Posted on 01-09-2023 10:51 AM
I'm upgrading custom PDF options in both the root library and user library and need a way to delete the existing files I've come across a script working till it tries to use the user$ variable in the file path. Trying to figure out what I'm doing wrong or if there is a better way to do this. Here is the script:
#!/bin/bash
# Get a list of users, filtering out service accounts, root, daemon, and nobody...
#
users=$(dscl . list /Users | grep -v -e '_' -e 'root' -e 'daemon' -e 'nobody')
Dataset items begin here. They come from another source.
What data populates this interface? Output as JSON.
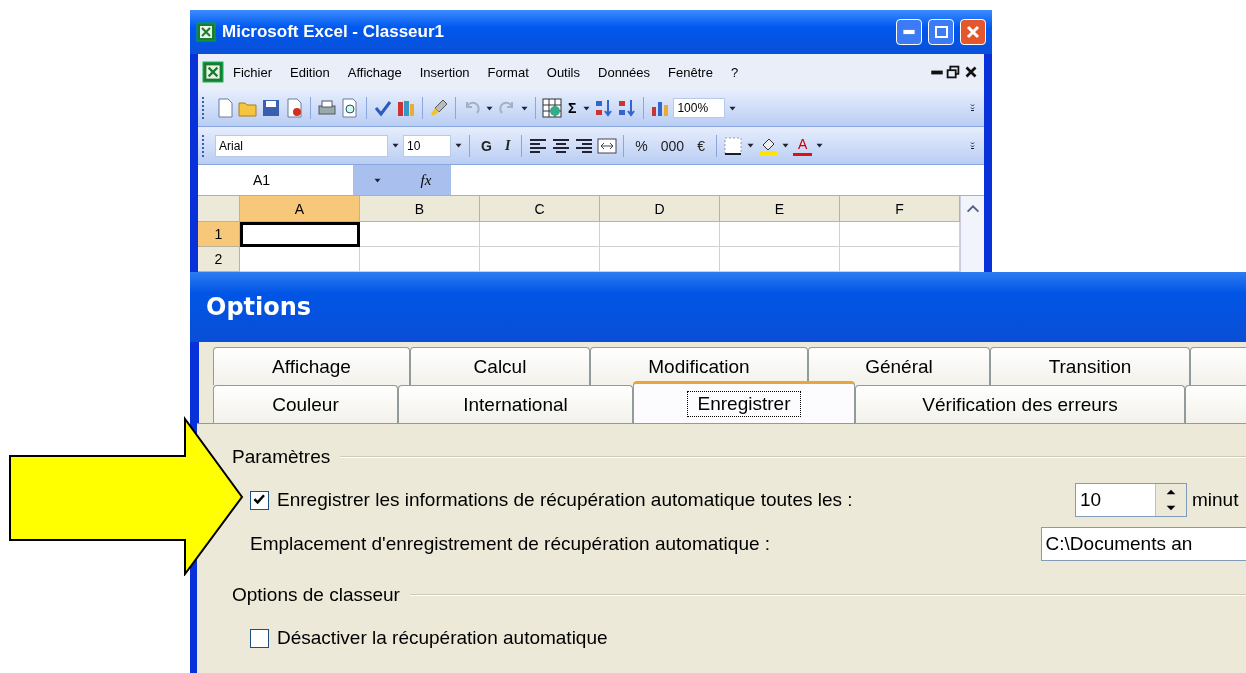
{
  "excel": {
    "title": "Microsoft Excel - Classeur1",
    "menu": [
      "Fichier",
      "Edition",
      "Affichage",
      "Insertion",
      "Format",
      "Outils",
      "Données",
      "Fenêtre",
      "?"
    ],
    "standard_toolbar": {
      "autosum": "Σ",
      "zoom": "100%"
    },
    "formatting_toolbar": {
      "font": "Arial",
      "size": "10",
      "bold": "G",
      "italic": "I",
      "percent": "%",
      "thousands": "000",
      "euro": "€",
      "font_color": "A"
    },
    "formula_bar": {
      "name_box": "A1",
      "function": "fx"
    },
    "grid": {
      "columns": [
        {
          "label": "A",
          "selected": true
        },
        {
          "label": "B",
          "selected": false
        },
        {
          "label": "C",
          "selected": false
        },
        {
          "label": "D",
          "selected": false
        },
        {
          "label": "E",
          "selected": false
        },
        {
          "label": "F",
          "selected": false
        }
      ],
      "rows": [
        {
          "label": "1",
          "selected": true
        },
        {
          "label": "2",
          "selected": false
        }
      ]
    }
  },
  "dialog": {
    "title": "Options",
    "tab_rows": [
      [
        {
          "label": "Affichage",
          "selected": false
        },
        {
          "label": "Calcul",
          "selected": false
        },
        {
          "label": "Modification",
          "selected": false
        },
        {
          "label": "Général",
          "selected": false
        },
        {
          "label": "Transition",
          "selected": false
        }
      ],
      [
        {
          "label": "Couleur",
          "selected": false
        },
        {
          "label": "International",
          "selected": false
        },
        {
          "label": "Enregistrer",
          "selected": true
        },
        {
          "label": "Vérification des erreurs",
          "selected": false
        }
      ]
    ],
    "groups": [
      {
        "title": "Paramètres",
        "items": [
          {
            "kind": "checkbox",
            "label": "Enregistrer les informations de récupération automatique toutes les :",
            "checked": true,
            "field": {
              "kind": "spin",
              "value": "10"
            },
            "unit": "minut"
          },
          {
            "kind": "text",
            "label": "Emplacement d'enregistrement de récupération automatique :",
            "field": {
              "kind": "text",
              "value": "C:\\Documents an"
            }
          }
        ]
      },
      {
        "title": "Options de classeur",
        "items": [
          {
            "kind": "checkbox",
            "label": "Désactiver la récupération automatique",
            "checked": false
          }
        ]
      }
    ]
  }
}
# Loop through the list of users.
for user in [$users]; do
# Put the path to the directory in a variable.
# The quotes escape the spaces.
#
[ $dir= ]"/Users/$user/Library/Application\ Support/Adobe/Adobe\ PDF/Settings"
# For each $user, delete the directory if it exists.
if [ -d "$dir" ]; then
rm -rf "$dir"
fi
done
01-09-2023 12:14 PM - edited 01-09-2023 12:15 PM
Without running your script a couple of mistakes:
for user in [$users]; do
That is not the correct way to reference an array. Try:
for user in ${users[@]}; do
Also this line is incorrect.
[ $dir= ]"/Users/$user/Library/Application\ Support/Adobe/Adobe\ PDF/Settings"
It should be:
dir="/Users/$user/Library/Application Support/Adobe/Adobe PDF/Settings"
You don't need to escape the space if you enclose the spaces in quotes in both the variable assignment and when you use the variable.